If the labeling review function is enabled in Creating a Text Dataset Labeling Task, the labeling result can be reviewed after the labeling is complete. If the data fails to pass the review, you can enter the failure cause and reject the data to the annotator for re-labeling.

You must have the permission of the Annotate auditors role.

To review the labeling result of a text dataset, perform the following steps:

  1. Log in to ModelArts Studio.

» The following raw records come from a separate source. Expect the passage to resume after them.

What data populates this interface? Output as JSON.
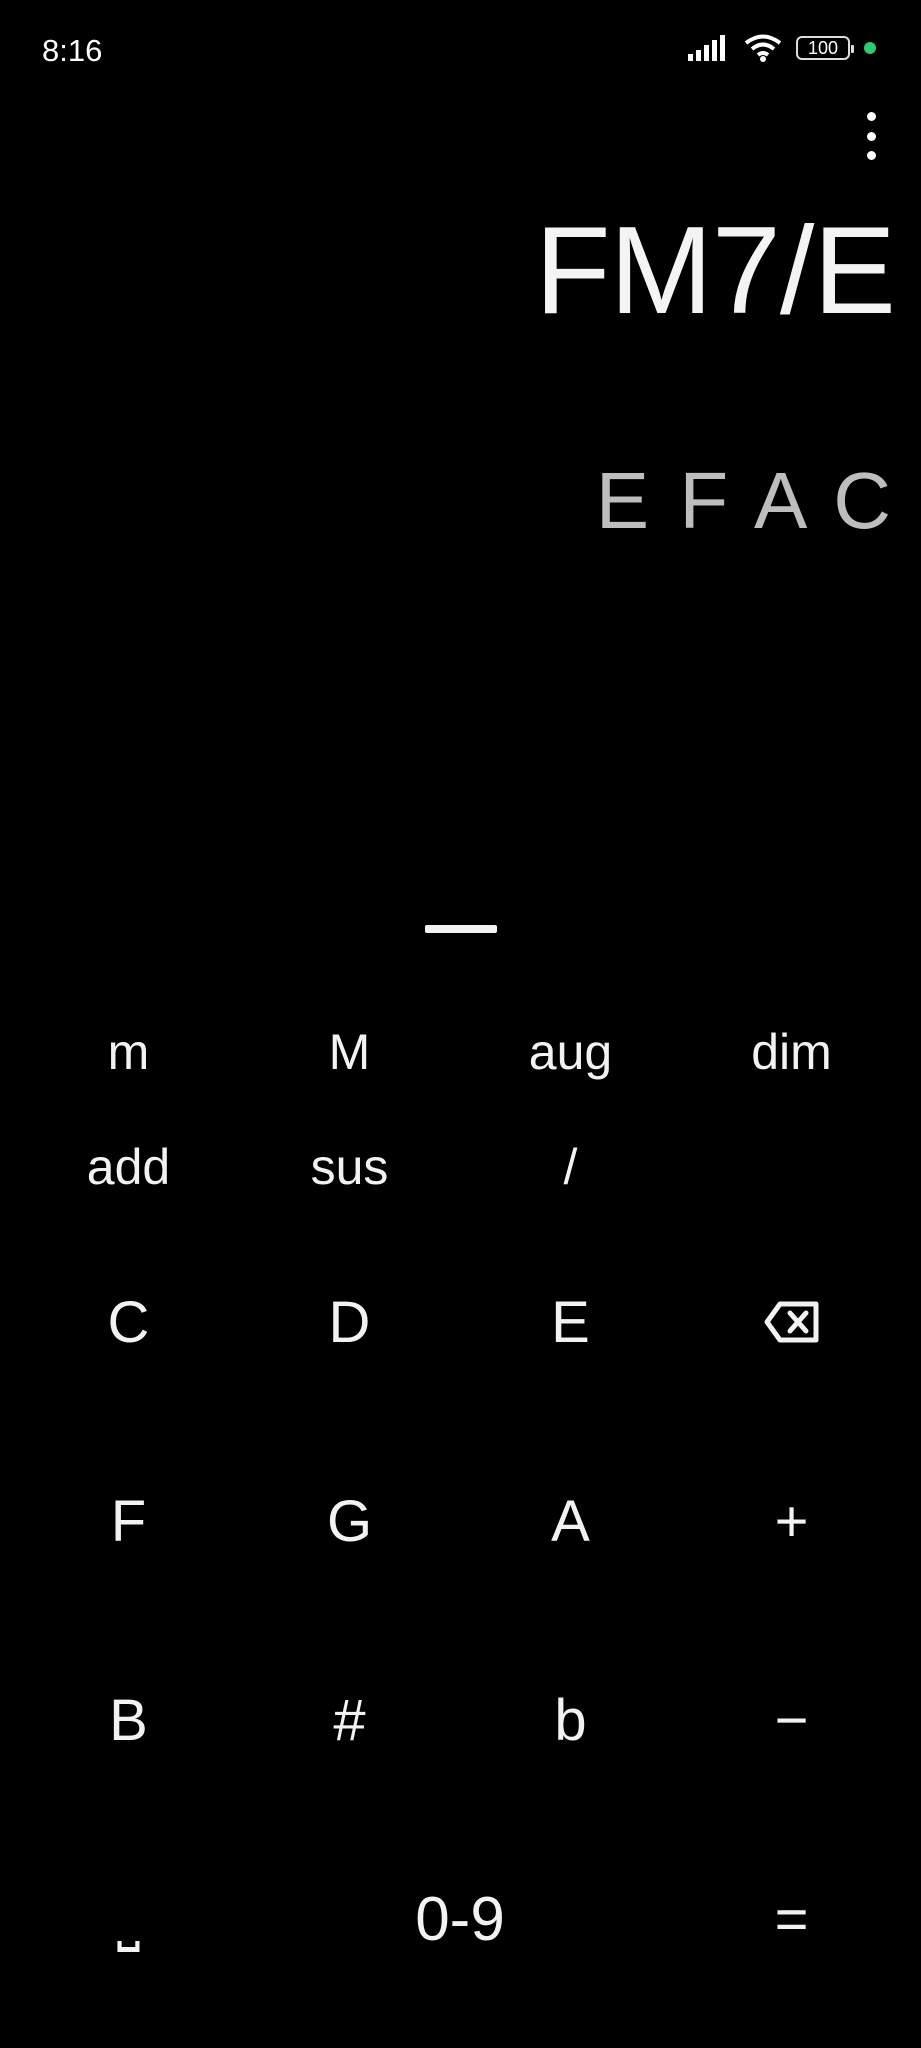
{
  "status_bar": {
    "time": "8:16",
    "battery": "100",
    "icons": [
      "signal-icon",
      "wifi-icon",
      "battery-icon",
      "camera-indicator-icon"
    ],
    "indicator_color": "#2ecc71"
  },
  "display": {
    "chord_name": "FM7/E",
    "chord_notes": "E F A C"
  },
  "keyboard": {
    "modifiers": [
      "m",
      "M",
      "aug",
      "dim",
      "add",
      "sus",
      "/"
    ],
    "notes": {
      "c": "C",
      "d": "D",
      "e": "E",
      "f": "F",
      "g": "G",
      "a": "A",
      "b": "B",
      "sharp": "#",
      "flat": "b",
      "plus": "+",
      "minus": "−",
      "space": "⎵",
      "numbers": "0-9",
      "equals": "="
    },
    "backspace_icon": "backspace-icon"
  },
  "colors": {
    "background": "#000000",
    "text": "#f2f2f2",
    "notes_text": "#bdbdbd"
  }
}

In the My Spaces area, click the required workspace.
    Figure 8 My Spaces
  2. In the navigation pane, choose Data Engineering > Data Processing > Data Labeling.
  3. Click Review to go to the review page and review the data.

    If you want to transfer the review task to another person, click Transfer, set the transferee and transfer quantity, and click OK.

  4. On the review page, you can click Approve or Reject to review the data record one by one until all data is reviewed.

After the data labeling review is complete, click Generate on the Annotation Task > Task Management page to generate a processed dataset.

To view the processed dataset, choose Data Engineering > Data Management > Datasets, and click the Processed Dataset tab.

Managing Labeled Text Datasets

The platform allows super administrators, administrators, and labeling administrators to perform the following operations on labeled datasets:

  • Generate: After data labeling is reviewed, the super administrator, administrator, or labeling administrator needs to click Generate in the Operation column on the Annotation Task page to generate a processed dataset.

    To view the processed dataset, choose Data Engineering > Data Management > Datasets, and click the Processed Dataset tab.

  • Stop: The administrator can click More > Stop in the Operation column on the Annotation Task page to stop the current labeling task.
  • Edit: If the labeling job supports the AI-assisted annotation and review functions, the administrator can click More > Edit in the Operation column on the Annotation Task page, determine whether to enable the AI-assisted annotation function, and set review requirements.
  • Delete: The administrator can click More > Delete in the Operation column on the Annotation Task page to delete the current annotation task.